No surprise that the food is a true highlight – this is a French ship, after all.

Le Commandant Charcot has two main dining rooms, plus an outdoor grill serving “international comfort food.” The fine-dining restaurant, Nuna (Inuit for Sky), claims fame as the first Alain Ducasse restaurant at sea. But fleet wide, Ponant menus are created in concert with, and chefs are trained by, the consulting firm Ducasse Conseil. All dining venues are included in the fare. Free room service is available 24/7.

Save room for pastries and other desserts. They’re made from scratch on board by a master pastry chef.

Restaurants on Le Commandant Charcot

Nuna, the ship’s fine-dining restaurant, is open for breakfast, lunch and dinner. The menu is international with a French accent.  The elegant space, large enough to seat everyone in a single sitting, also sports French trappings, from Ligne Roset furnishings to luxe Bernardaud tableware.

There’s a fine-wine cellar here, plus a second navigation bridge visible at one end of the room. It’s not often in use but brings a true visual quirk to fine dining when it is. A nightly four-course tasting menu with vegetarian options is available.
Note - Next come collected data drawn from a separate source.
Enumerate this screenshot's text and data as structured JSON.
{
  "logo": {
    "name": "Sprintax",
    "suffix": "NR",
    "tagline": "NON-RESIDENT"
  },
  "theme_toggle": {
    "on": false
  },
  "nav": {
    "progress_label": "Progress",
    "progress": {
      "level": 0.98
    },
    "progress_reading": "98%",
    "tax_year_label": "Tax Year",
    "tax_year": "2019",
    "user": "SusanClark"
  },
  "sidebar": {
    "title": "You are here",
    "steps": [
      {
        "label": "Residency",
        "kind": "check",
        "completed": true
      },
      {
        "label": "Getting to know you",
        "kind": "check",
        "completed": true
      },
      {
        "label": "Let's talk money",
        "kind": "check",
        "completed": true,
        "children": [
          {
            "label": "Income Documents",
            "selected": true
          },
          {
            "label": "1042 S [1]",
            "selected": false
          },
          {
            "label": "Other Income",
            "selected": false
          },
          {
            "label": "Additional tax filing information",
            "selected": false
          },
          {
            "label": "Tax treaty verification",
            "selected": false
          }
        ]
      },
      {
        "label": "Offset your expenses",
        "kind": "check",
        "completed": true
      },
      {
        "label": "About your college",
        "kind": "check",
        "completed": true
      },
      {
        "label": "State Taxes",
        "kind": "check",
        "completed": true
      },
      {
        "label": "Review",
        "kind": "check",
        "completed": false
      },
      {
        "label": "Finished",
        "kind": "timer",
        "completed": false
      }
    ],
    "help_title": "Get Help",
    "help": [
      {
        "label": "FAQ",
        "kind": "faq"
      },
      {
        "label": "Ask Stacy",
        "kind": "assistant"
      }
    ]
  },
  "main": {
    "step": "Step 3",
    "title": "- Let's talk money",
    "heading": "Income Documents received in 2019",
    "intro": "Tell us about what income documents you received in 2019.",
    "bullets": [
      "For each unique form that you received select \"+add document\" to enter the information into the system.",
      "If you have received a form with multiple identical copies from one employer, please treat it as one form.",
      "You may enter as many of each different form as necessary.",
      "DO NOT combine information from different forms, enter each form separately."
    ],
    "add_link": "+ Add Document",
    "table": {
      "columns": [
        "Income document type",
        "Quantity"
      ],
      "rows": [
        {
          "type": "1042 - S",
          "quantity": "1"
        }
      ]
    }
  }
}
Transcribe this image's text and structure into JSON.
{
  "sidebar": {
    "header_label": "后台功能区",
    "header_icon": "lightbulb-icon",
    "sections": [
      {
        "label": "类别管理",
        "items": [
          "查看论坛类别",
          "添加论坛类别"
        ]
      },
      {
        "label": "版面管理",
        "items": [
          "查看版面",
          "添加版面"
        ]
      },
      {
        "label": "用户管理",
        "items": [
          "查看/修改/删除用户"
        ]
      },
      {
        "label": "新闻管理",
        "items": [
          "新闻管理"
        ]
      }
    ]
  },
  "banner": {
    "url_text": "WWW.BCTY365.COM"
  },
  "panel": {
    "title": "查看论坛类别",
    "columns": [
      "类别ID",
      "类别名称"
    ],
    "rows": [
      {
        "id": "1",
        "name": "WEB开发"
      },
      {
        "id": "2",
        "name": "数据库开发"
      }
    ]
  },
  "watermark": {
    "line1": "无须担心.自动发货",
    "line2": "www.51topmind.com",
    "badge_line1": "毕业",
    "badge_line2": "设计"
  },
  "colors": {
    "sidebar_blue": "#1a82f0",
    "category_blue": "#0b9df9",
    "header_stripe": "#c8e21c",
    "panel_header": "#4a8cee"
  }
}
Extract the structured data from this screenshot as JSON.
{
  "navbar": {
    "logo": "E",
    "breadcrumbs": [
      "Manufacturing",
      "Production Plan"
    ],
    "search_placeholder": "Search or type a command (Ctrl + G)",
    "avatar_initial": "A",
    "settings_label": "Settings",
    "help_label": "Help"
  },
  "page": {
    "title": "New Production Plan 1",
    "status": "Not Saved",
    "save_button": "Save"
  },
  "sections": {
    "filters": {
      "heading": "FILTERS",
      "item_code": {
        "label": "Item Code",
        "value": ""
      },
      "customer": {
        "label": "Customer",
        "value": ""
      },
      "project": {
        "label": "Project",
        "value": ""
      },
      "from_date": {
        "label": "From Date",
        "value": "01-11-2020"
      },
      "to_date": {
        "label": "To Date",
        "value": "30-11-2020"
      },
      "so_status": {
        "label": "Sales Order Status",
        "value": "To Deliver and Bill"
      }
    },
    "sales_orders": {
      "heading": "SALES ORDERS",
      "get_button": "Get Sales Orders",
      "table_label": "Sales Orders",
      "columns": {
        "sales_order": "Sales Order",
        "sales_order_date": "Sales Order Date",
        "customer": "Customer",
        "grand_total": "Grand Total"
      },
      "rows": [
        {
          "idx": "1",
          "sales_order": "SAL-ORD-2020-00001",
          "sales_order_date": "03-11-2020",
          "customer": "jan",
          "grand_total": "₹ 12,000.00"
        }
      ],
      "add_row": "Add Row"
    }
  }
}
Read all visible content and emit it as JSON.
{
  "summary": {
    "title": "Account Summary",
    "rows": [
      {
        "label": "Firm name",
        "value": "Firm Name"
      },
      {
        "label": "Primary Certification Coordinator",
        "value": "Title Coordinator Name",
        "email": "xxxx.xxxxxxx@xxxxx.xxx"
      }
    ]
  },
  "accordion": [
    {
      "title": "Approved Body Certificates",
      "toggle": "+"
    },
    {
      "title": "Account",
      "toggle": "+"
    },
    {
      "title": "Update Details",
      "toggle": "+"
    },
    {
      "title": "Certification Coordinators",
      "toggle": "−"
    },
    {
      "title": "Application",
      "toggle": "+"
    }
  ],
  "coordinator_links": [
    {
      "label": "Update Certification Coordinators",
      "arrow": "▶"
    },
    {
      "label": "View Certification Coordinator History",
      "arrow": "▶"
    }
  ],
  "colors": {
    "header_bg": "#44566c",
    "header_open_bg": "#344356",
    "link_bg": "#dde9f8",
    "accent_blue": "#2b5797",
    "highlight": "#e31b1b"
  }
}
A la carte fare includes a couple of soups, such as lemon grass consommé;  several appetizers, such as grilled octopus with braised fennel; three main courses, such as duck seared scallops with pumpkin and hazelnut; and three desserts, such as panna cotta. And there’s always a cheese plate featuring French Bordier cheeses.

The buffet restaurant, Sila (Inuit for Sky), has two separate dining rooms with the buffet tucked in a space that links the two. Both dining areas feel more formal than the typical buffet, partly because the food stations are mostly out of sight.  The three daily meals served here are a bounty of fresh deliciousness. Morning offerings include the usual fare like eggs Benedict, waffles and breakfast meats, plus indulgences like bread pudding. As with all meals, there’s a nice selection of cheeses.

Lunch and dinner fare includes several main courses (grilled salmon, rib eye and duck on one day) multiple vegetable dishes and other sides, salad fixings, sushi rolls, cold cuts and cheeses.

The on-deck grill restaurant, Inneq (Inuit for fire), is open for lunch from late morning to late afternoon and has a set menu that includes hamburgers, club sandwiches, poke bowls and the like, plus a daily special. Don’t miss the signature black-truffle-laced croque Charcot sandwich.

Early and late risers can enjoy fresh-baked croissants and other pastries in the Observatory Lounge.

Dietary Restrictions on Le Commandant Charcot  

The fine-dining menu contains vegetarian options for each course, as well as a no-meat tasting menu. In the buffet restaurant, there are always plenty of meat- and dairy-free options. Gluten-free breads get their own corner.

Menus are flagged with symbols denoting whether dishes are lactose- or gluten-free, vegetarian, or whether they contain garlic or peanuts.